Sarmin tapped the stone again. “Try.” And then, in a lower voice, “Please.” His men looked up and down the street and at one another, hands on the hilts of their weapons, eyes sharp and wary.
Didryk closed his eyes and sent his pattern-sense into the wound, a neat-edged cut across the flesh. If it had been any deeper she would be dead already. He clasped the stone in his hand and imagined her stomach healed— no, smooth and undamaged, as if she had never met the first austere. He looked at the skin around the wound and imagined it whole, imagined how she had looked to him in the throne room, athletic and full of health. But he felt nothing, only the street-stones beneath his feet, leading into those now gone, lost in another, greater wound, their constituent parts of rock and gem and iron unwound and fading into the Storm.
It was all wrong, the coming apart of things.
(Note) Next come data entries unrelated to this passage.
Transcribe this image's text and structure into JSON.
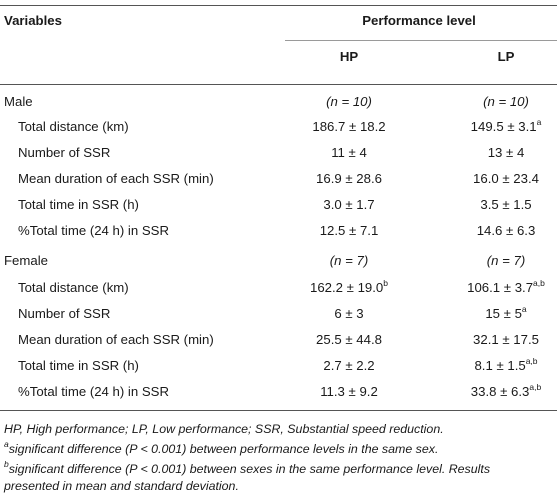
{
  "table": {
    "header": {
      "variables_label": "Variables",
      "group_label": "Performance level",
      "col_hp": "HP",
      "col_lp": "LP"
    },
    "sections": [
      {
        "label": "Male",
        "n_hp": "(n = 10)",
        "n_lp": "(n = 10)",
        "rows": [
          {
            "label": "Total distance (km)",
            "hp": "186.7 ± 18.2",
            "hp_sup": "",
            "lp": "149.5 ± 3.1",
            "lp_sup": "a"
          },
          {
            "label": "Number of SSR",
            "hp": "11 ± 4",
            "hp_sup": "",
            "lp": "13 ± 4",
            "lp_sup": ""
          },
          {
            "label": "Mean duration of each SSR (min)",
            "hp": "16.9 ± 28.6",
            "hp_sup": "",
            "lp": "16.0 ± 23.4",
            "lp_sup": ""
          },
          {
            "label": "Total time in SSR (h)",
            "hp": "3.0 ± 1.7",
            "hp_sup": "",
            "lp": "3.5 ± 1.5",
            "lp_sup": ""
          },
          {
            "label": "%Total time (24 h) in SSR",
            "hp": "12.5 ± 7.1",
            "hp_sup": "",
            "lp": "14.6 ± 6.3",
            "lp_sup": ""
          }
        ]
      },
      {
        "label": "Female",
        "n_hp": "(n = 7)",
        "n_lp": "(n = 7)",
        "rows": [
          {
            "label": "Total distance (km)",
            "hp": "162.2 ± 19.0",
            "hp_sup": "b",
            "lp": "106.1 ± 3.7",
            "lp_sup": "a,b"
          },
          {
            "label": "Number of SSR",
            "hp": "6 ± 3",
            "hp_sup": "",
            "lp": "15 ± 5",
            "lp_sup": "a"
          },
          {
            "label": "Mean duration of each SSR (min)",
            "hp": "25.5 ± 44.8",
            "hp_sup": "",
            "lp": "32.1 ± 17.5",
            "lp_sup": ""
          },
          {
            "label": "Total time in SSR (h)",
            "hp": "2.7 ± 2.2",
            "hp_sup": "",
            "lp": "8.1 ± 1.5",
            "lp_sup": "a,b"
          },
          {
            "label": "%Total time (24 h) in SSR",
            "hp": "11.3 ± 9.2",
            "hp_sup": "",
            "lp": "33.8 ± 6.3",
            "lp_sup": "a,b"
          }
        ]
      }
    ]
  },
  "footnotes": {
    "abbreviations": "HP, High performance; LP, Low performance; SSR, Substantial speed reduction.",
    "note_a_sup": "a",
    "note_a": "significant difference (P < 0.001) between performance levels in the same sex.",
    "note_b_sup": "b",
    "note_b_line1": "significant difference (P < 0.001) between sexes in the same performance level. Results",
    "note_b_line2": "presented in mean and standard deviation."
  }
}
Mogyrk offered on one hand the power to transform and heal, and on the other, destruction and rot. Didryk held them together, the emptiness before him and the street-stones that should exist in its place, and he envisioned the lost houses, the lost carts and boats, the window-screens and bed-ropes, everything he sensed within the void, the scattered pattern-pieces without the lines to anchor them, drifting away towards the Scar. And in the Scar was Mogyrk, caught in the moment of death, His power deep and whole, not described by any pattern but giving life to every one, and every one lashing Him to the earth. In Him lay a riot of colours and thoughts, frayed but alive, sorrow sharp enough to cut. Madness. Shaken Didryk withdrew from the Scar and stilled his thoughts.
Sarmin gripped his arm. “It is done.”
Didryk opened his eyes. Grada lay before him, her skin unmarked, undamaged. And he looked north, beyond a long street lined with houses, ovens, carts, and temples, to the horizon, where mountains rose up into the heavens. The Storm had cleared. He saw the distant peaks and his heart lurched. He had missed looking north towards his home. Home. Mogyrk had no home besides the Scar.
“With the Storm gone the Yrkmen will regroup,” said Sarmin, standing. “We must hurry.”
Didryk blinked. He tried to stand. Then darkness took him.